The State Board of Education on Tuesday, November 12, unanimously approved policies aimed at improving the identification of students with dyslexia, providing them with better services and increasing teacher training. It’s important to note that the curricular changes that are going to be made work for all kids.
“Whether a child is struggling to learn to read, has characteristics of dyslexia, or has dyslexia, all of the implementation recommendations will work for those children,” said Cindy Hadicke, Elementary Program Consultant with the Kansas Department of Education. “The most important thing is that we want teachers to understand how children learn to read, the science of learning to read. We want the word dyslexia to be not a word that teachers or schools are afraid to say.”
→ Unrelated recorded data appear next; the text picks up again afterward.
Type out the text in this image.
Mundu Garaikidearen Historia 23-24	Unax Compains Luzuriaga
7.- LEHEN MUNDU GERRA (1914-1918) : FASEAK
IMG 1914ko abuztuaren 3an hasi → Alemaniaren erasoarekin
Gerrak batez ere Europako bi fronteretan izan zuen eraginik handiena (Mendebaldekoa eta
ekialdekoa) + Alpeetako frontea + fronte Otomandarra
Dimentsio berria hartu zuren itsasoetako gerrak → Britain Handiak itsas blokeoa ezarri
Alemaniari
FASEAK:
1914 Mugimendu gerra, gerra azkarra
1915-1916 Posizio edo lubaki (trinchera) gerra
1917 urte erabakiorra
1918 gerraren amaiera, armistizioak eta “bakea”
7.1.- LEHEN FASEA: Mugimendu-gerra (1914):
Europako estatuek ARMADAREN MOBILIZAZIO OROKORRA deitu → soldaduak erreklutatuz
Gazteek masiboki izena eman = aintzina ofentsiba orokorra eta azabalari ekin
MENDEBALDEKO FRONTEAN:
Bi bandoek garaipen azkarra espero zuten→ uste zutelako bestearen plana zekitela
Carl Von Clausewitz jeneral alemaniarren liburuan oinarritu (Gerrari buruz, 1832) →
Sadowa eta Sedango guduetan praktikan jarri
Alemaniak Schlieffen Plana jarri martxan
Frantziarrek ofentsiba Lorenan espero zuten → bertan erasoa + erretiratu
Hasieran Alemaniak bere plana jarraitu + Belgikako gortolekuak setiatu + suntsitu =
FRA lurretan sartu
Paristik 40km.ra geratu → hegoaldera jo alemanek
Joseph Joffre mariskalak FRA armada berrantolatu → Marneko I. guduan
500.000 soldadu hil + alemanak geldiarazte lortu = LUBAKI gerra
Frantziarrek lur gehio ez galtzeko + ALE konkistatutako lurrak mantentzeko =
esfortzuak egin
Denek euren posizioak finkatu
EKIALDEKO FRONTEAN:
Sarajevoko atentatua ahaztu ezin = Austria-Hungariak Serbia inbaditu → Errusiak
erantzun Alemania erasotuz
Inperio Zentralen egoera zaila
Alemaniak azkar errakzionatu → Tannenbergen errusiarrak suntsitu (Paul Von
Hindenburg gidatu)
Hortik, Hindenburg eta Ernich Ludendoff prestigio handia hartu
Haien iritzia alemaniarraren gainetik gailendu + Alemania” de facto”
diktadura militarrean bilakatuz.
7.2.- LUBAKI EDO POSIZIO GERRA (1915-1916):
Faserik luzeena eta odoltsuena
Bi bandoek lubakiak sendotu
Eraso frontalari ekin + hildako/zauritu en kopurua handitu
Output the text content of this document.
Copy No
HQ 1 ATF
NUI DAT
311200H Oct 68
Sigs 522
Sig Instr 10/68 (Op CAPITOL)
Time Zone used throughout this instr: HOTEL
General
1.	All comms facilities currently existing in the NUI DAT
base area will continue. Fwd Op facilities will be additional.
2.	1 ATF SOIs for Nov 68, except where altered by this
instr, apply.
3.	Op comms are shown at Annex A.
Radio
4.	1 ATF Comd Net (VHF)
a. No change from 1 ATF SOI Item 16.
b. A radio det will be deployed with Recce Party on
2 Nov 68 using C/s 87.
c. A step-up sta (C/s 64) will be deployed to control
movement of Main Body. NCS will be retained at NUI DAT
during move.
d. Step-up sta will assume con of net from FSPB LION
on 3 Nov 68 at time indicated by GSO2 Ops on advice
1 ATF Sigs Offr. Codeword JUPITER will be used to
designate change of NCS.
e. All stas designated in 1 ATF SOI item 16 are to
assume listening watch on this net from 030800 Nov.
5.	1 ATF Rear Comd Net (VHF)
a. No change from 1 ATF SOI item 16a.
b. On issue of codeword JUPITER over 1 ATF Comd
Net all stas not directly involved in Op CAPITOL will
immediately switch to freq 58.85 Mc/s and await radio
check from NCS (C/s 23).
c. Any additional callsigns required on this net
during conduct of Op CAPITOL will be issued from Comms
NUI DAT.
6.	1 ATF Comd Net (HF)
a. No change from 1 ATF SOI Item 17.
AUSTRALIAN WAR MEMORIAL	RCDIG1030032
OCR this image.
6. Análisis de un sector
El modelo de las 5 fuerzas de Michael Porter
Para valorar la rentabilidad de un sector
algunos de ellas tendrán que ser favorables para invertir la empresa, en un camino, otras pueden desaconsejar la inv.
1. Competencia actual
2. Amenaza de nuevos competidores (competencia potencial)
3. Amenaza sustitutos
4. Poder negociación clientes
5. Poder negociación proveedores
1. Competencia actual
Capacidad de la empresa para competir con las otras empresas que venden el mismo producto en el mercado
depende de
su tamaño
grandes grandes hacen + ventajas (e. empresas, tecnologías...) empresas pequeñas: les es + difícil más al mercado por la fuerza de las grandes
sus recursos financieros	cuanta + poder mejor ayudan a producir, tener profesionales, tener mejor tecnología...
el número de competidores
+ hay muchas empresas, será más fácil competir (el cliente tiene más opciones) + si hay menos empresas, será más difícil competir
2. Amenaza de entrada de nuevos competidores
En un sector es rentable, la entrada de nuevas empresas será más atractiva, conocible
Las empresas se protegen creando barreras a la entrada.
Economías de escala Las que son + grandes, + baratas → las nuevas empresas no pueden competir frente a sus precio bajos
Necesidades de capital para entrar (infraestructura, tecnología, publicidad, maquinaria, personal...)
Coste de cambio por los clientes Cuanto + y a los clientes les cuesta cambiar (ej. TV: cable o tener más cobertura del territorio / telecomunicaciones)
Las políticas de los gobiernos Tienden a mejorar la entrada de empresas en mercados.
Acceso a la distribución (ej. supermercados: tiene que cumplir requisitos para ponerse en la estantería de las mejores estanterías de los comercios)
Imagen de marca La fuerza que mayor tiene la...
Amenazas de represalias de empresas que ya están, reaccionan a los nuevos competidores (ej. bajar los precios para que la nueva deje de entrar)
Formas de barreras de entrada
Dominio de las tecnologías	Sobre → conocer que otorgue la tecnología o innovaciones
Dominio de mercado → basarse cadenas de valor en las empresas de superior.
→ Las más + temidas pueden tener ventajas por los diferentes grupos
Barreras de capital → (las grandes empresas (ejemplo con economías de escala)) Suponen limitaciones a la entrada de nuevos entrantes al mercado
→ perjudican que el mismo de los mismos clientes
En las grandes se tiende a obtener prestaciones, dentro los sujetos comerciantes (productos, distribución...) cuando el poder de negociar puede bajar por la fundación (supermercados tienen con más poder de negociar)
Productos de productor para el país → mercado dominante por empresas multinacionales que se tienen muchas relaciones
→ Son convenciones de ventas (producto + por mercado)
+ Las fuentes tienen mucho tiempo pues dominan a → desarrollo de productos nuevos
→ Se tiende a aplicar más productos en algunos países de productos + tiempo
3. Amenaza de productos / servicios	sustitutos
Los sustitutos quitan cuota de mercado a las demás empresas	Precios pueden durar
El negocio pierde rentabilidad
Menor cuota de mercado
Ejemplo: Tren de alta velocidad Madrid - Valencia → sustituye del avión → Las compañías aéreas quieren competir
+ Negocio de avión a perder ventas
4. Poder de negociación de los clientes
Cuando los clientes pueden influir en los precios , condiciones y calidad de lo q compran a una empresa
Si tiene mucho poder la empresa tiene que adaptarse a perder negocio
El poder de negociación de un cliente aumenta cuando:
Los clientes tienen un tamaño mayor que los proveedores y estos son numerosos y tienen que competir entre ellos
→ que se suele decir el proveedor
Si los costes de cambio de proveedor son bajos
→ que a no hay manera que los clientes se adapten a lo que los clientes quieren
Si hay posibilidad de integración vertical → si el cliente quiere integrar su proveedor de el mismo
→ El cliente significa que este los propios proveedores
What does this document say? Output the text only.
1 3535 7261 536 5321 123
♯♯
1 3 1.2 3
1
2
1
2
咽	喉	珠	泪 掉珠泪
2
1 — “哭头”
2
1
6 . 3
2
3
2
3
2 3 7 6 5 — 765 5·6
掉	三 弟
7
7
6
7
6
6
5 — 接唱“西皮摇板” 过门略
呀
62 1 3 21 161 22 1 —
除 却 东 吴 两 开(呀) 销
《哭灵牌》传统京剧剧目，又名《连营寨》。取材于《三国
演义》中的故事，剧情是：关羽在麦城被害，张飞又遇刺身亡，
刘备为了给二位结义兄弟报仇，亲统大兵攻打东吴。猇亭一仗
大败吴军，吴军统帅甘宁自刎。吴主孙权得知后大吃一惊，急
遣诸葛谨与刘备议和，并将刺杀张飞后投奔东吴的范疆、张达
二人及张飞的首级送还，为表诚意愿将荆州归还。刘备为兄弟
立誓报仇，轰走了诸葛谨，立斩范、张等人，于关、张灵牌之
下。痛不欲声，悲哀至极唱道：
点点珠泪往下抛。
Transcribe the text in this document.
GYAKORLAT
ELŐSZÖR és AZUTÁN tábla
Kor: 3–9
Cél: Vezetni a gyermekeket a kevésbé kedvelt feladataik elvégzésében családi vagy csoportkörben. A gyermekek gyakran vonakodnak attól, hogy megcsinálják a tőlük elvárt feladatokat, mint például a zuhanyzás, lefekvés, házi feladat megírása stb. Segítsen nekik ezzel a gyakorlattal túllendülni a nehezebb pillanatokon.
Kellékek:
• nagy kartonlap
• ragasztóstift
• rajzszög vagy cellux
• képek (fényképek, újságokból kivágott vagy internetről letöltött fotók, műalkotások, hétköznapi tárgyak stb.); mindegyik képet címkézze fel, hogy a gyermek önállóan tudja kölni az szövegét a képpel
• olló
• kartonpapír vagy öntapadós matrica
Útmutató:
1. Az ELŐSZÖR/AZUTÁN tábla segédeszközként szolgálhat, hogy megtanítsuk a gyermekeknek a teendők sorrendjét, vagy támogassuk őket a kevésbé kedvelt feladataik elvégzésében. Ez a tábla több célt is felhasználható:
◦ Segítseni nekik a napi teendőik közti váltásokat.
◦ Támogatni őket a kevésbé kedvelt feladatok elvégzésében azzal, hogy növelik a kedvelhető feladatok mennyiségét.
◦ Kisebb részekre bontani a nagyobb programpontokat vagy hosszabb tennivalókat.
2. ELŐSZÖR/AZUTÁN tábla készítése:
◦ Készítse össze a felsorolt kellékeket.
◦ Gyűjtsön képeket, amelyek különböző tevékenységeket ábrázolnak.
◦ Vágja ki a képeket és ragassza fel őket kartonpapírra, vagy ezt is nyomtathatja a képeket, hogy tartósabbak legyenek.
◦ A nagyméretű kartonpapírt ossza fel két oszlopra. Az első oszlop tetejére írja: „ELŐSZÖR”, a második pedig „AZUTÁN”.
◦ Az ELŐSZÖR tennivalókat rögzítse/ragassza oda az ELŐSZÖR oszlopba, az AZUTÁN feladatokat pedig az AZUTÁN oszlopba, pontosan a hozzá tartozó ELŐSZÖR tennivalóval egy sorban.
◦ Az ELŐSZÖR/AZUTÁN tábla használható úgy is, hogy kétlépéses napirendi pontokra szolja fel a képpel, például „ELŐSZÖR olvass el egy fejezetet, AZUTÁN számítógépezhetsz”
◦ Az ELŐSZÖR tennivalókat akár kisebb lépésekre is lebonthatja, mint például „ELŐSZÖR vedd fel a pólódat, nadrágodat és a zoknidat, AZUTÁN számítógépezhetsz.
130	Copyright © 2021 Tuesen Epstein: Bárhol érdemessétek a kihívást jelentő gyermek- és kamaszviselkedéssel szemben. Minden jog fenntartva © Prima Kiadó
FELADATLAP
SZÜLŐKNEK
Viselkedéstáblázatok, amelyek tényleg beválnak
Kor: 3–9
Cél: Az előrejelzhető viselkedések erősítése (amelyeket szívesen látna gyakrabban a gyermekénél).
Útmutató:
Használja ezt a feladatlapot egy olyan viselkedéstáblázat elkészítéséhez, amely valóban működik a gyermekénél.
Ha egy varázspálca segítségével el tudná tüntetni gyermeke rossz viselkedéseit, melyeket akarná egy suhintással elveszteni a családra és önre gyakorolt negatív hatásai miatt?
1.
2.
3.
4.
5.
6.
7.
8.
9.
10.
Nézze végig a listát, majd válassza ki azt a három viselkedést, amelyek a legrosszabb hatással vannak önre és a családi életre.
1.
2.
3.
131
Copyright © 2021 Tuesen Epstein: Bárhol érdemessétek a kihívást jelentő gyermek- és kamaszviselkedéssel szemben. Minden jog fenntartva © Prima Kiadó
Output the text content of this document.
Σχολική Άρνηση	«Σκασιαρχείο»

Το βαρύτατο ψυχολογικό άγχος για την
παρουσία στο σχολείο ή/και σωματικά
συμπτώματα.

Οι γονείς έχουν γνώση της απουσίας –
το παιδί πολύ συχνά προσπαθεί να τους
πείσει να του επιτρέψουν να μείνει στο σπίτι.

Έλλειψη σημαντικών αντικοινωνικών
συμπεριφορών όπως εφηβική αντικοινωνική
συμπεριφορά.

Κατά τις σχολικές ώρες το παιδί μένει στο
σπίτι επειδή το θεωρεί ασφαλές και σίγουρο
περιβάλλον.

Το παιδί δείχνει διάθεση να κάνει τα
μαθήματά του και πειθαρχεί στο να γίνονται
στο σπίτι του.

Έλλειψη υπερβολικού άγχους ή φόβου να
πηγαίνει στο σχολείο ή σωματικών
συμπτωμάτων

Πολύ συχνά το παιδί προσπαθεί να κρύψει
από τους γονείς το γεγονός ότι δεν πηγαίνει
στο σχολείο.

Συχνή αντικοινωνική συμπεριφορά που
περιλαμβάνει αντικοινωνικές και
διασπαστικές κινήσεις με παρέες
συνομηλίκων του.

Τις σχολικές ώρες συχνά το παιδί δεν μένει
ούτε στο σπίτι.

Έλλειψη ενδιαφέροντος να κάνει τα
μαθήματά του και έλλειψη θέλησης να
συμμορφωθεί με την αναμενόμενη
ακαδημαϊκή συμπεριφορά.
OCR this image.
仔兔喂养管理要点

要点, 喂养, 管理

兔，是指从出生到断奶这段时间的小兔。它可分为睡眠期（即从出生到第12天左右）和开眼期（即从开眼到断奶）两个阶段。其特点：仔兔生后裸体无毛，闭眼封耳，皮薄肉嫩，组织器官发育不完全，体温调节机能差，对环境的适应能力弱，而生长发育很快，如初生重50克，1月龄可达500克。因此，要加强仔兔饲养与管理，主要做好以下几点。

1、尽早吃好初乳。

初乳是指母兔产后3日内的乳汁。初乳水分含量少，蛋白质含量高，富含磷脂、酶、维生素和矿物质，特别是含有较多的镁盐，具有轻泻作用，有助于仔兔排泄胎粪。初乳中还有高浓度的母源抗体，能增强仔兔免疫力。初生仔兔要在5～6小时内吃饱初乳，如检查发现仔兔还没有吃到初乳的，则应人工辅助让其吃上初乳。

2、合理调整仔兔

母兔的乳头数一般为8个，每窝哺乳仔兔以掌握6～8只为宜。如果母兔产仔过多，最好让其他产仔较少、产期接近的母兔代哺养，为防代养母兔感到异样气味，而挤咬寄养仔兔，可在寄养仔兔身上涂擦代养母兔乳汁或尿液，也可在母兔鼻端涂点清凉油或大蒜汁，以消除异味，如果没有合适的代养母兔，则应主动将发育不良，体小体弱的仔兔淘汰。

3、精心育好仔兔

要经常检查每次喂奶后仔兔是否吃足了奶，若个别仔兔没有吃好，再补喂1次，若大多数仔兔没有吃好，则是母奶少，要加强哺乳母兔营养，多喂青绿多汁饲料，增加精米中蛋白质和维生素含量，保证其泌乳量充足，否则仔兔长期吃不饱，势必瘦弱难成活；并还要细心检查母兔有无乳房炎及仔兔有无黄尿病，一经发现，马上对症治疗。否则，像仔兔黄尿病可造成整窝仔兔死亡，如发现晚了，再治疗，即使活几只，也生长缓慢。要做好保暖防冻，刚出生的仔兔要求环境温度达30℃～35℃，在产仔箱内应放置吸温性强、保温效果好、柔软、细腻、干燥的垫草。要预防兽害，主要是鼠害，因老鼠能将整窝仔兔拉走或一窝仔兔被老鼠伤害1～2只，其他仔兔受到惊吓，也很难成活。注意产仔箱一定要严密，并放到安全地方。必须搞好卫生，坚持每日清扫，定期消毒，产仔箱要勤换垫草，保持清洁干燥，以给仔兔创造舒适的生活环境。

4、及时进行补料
The new rules will require each accredited school district to utilize structured literacy by August 2021.
“Structured literacy is about how a child’s brain learns to read,” said Hadicke. “It includes learning things like the alphabetic principle, which is associating letters with their sounds. Also involved is sound manipulation, which is called phonology, or phonemic awareness. We learn how to manipulate sounds in words.”
This is teaching children that the word mop has three sounds and that by changing just one of them, you can change the word, like from mop to pop, for example. They also want to be sure students know what sound corresponds with what symbol automatically. They also want to teach children how to break words into syllables.
“There are six syllables in the English language,” said Hadicke. “They’ll be teaching those directly and specifically, so that when a child comes across a multisyllabic word, they can use those syllabication rules to help decode it.”
They’ll also teach prefixes, suffixes, roots and endings and also be sure that children know syntax, which is what order words should be in a sentence and also semantics, so that kids know what words mean. All of this will be integrated with movement activities as such activities help the information stick for dyslexic kids. The goal is to promote early intervention for students with characteristics of dyslexia by August 2021.